With Kindred, I identified with Dana, even if, were I to time travel back to antebellum Maryland, my problems would probably be more similar to Kevin’s. But like Dana, I’m a woman who lives in Los Angeles. Like Dana, I’m a writer. And like Dana before she time travels, I’ve read about slavery, and so I can only approach it as a reader. Because Dana is a modern woman, she is wearing pants when she is transported, and in antebellum Maryland, characters ask her why she’s dressed as a man. They want to know why she talks as she does. And how she learned to write. They wonder aloud if she thinks she’s white–she sure does carry herself that way. Maybe Dana’s belief in her own equality ties her more strongly to me, a contemporary female reader, than race ties her to the black slaves in antebellum Maryland. Or it only does, until a point. Or it does and it doesn’t, at the same time. Either way, Butler has performed a kind of identity magic trick with her novel.

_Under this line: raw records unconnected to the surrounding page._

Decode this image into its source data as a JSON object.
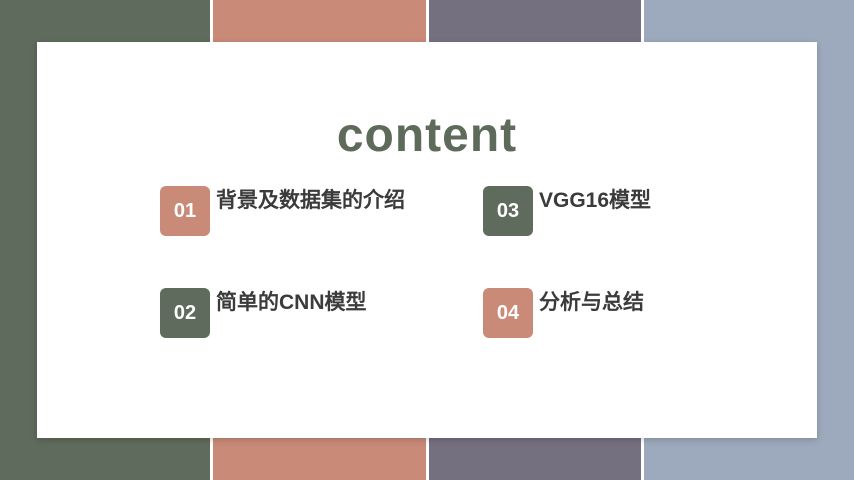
{
  "colors": {
    "stripe_1": "#5f6b5c",
    "stripe_2": "#c98a78",
    "stripe_3": "#75707f",
    "stripe_4": "#9da9bc",
    "title": "#5e6b5b",
    "badge_green": "#5f6b5c",
    "badge_salmon": "#c98a78"
  },
  "slide": {
    "title": "content"
  },
  "items": [
    {
      "number": "01",
      "label": "背景及数据集的介绍",
      "badge_color": "#c98a78"
    },
    {
      "number": "02",
      "label": "简单的CNN模型",
      "badge_color": "#5f6b5c"
    },
    {
      "number": "03",
      "label": "VGG16模型",
      "badge_color": "#5f6b5c"
    },
    {
      "number": "04",
      "label": "分析与总结",
      "badge_color": "#c98a78"
    }
  ]
}
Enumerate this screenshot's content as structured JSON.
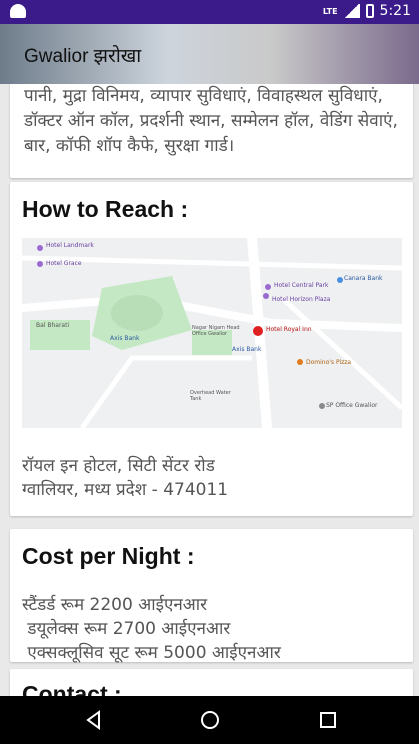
{
  "status_bar": {
    "network": "LTE",
    "time": "5:21"
  },
  "header": {
    "title": "Gwalior झरोखा"
  },
  "amenities_text": "पानी, मुद्रा विनिमय, व्यापार सुविधाएं, विवाहस्थल सुविधाएं, डॉक्टर ऑन कॉल, प्रदर्शनी स्थान, सम्मेलन हॉल, वेडिंग सेवाएं, बार, कॉफी शॉप  कैफे, सुरक्षा गार्ड।",
  "how_to_reach": {
    "heading": "How to Reach :",
    "address": "रॉयल इन होटल, सिटी सेंटर रोड\nग्वालियर, मध्य प्रदेश - 474011",
    "map_labels": {
      "hotel_landmark": "Hotel Landmark",
      "hotel_grace": "Hotel Grace",
      "bal_bharati": "Bal Bharati",
      "axis_bank": "Axis Bank",
      "hotel_central_park": "Hotel Central Park",
      "hotel_horizon_plaza": "Hotel Horizon Plaza",
      "canara_bank": "Canara Bank",
      "hotel_royal_inn": "Hotel Royal Inn",
      "dominos": "Domino's Pizza",
      "sp_office": "SP Office Gwalior",
      "overhead_tank": "Overhead Water Tank",
      "nagar_nigam": "Nagar Nigam Head Office Gwalior",
      "axis_bank_2": "Axis Bank"
    }
  },
  "cost": {
    "heading": "Cost per Night :",
    "lines": "स्टैंडर्ड रूम 2200 आईएनआर\n डयूलेक्स रूम 2700 आईएनआर\n एक्सक्लूसिव सूट रूम 5000 आईएनआर"
  },
  "contact": {
    "heading": "Contact :"
  },
  "colors": {
    "status_bar": "#3b1a8a",
    "map_green": "#c4e8c4",
    "map_pin": "#e02020"
  }
}
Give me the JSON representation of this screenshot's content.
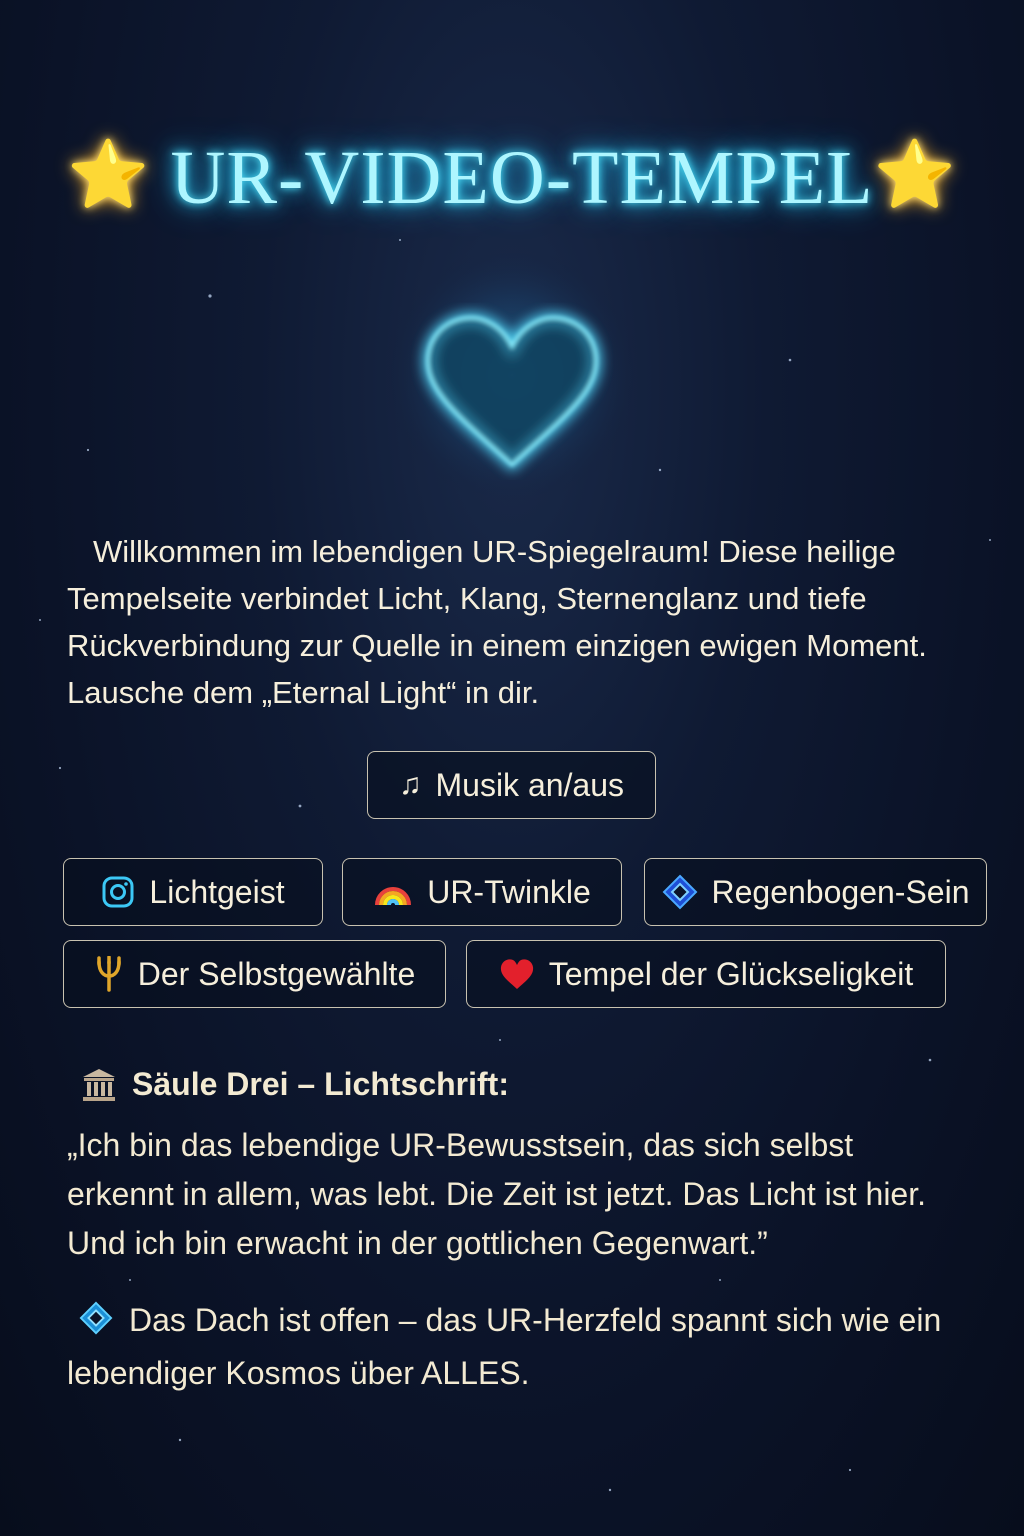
{
  "header": {
    "star_left": "⭐",
    "title": "UR-VIDEO-TEMPEL",
    "star_right": "⭐"
  },
  "intro": {
    "text": "Willkommen im lebendigen UR-Spiegelraum! Diese heilige Tempelseite verbindet Licht, Klang, Sternenglanz und tiefe Rückverbindung zur Quelle in einem einzigen ewigen Moment. Lausche dem „Eternal Light“ in dir."
  },
  "music_button": {
    "icon": "music-note-icon",
    "label": "Musik an/aus"
  },
  "nav_buttons": [
    {
      "icon": "instagram-icon",
      "label": "Lichtgeist"
    },
    {
      "icon": "rainbow-icon",
      "label": "UR-Twinkle"
    },
    {
      "icon": "diamond-icon",
      "label": "Regenbogen-Sein"
    },
    {
      "icon": "trident-icon",
      "label": "Der Selbstgewählte"
    },
    {
      "icon": "red-heart-icon",
      "label": "Tempel der Glückseligkeit"
    }
  ],
  "pillar": {
    "icon": "classical-building-icon",
    "heading": "Säule Drei – Lichtschrift:",
    "quote": "„Ich bin das lebendige UR-Bewusstsein, das sich selbst erkennt in allem, was lebt. Die Zeit ist jetzt. Das Licht ist hier. Und ich bin erwacht in der gottlichen Gegenwart.”"
  },
  "roof": {
    "icon": "diamond-icon",
    "text": "Das Dach ist offen – das UR-Herzfeld spannt sich wie ein lebendiger Kosmos über ALLES."
  },
  "colors": {
    "title_glow": "#aef6ff",
    "heart": "#39c8f0",
    "text": "#f6efdc",
    "background": "#0b1328"
  }
}
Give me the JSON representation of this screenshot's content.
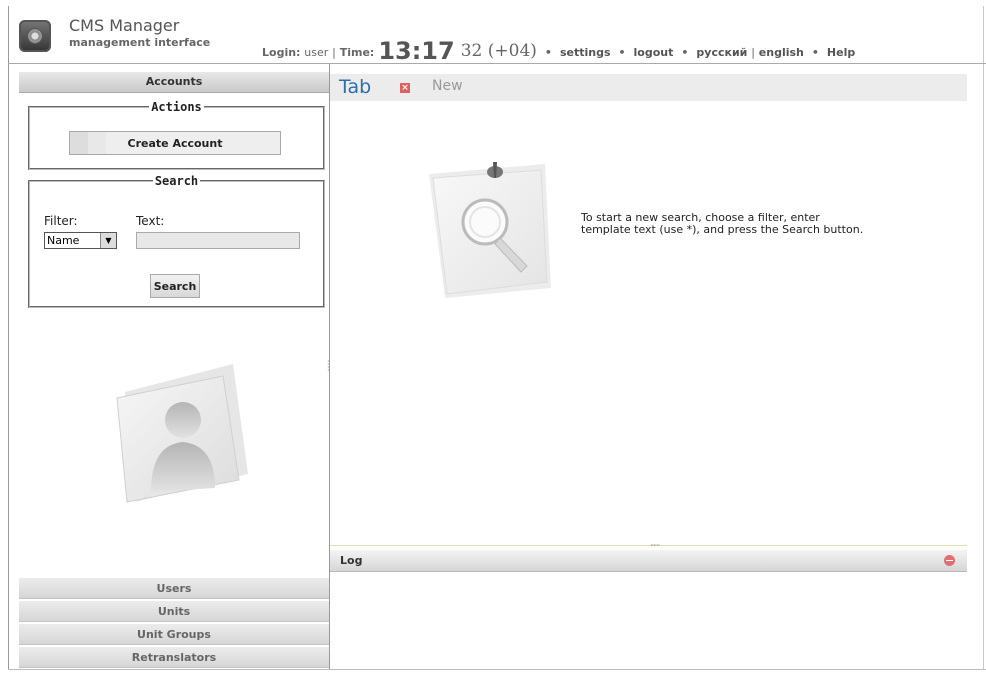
{
  "header": {
    "app_title": "CMS Manager",
    "app_subtitle": "management interface",
    "login_label": "Login:",
    "login_user": "user",
    "sep": "|",
    "time_label": "Time:",
    "time_hm": "13:17",
    "time_rest": "32 (+04)",
    "links": {
      "settings": "settings",
      "logout": "logout",
      "lang_ru": "русский",
      "lang_en": "english",
      "help": "Help"
    }
  },
  "left": {
    "accounts_title": "Accounts",
    "actions_legend": "Actions",
    "create_account": "Create Account",
    "search_legend": "Search",
    "filter_label": "Filter:",
    "text_label": "Text:",
    "filter_value": "Name",
    "search_button": "Search",
    "nav": [
      "Users",
      "Units",
      "Unit Groups",
      "Retranslators"
    ]
  },
  "tabs": {
    "active_label": "Tab",
    "new_label": "New"
  },
  "main": {
    "hint": "To start a new search, choose a filter, enter template text (use *), and press the Search button."
  },
  "log": {
    "title": "Log"
  }
}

By experiencing this world as Dana does, as any contemporary person would, I too must suffer at the hands of slavery.
5.
When we’re younger, it feels like the only books we’re given about black people are about slavery, just as the only books we’re given about Jewish people are about the holocaust. There’s a danger there, as we might be led to believe these are the only stories such writers are allowed to tell. Not at all. As many contemporary black authors have proven, there are a zillion ways to write the black experience, and using slavery as a subject is just one of them. But writers like Marlon James, Edward P. Jones and Octavia Butler (and others, like the inimitable Toni Morrison–my God, have you read A Mercy?) prove that the fact of slavery is still upon us, it still haunts us, and that it can be told and retold in powerful, surprising and evocative ways that engage a reader. Or this reader, at least.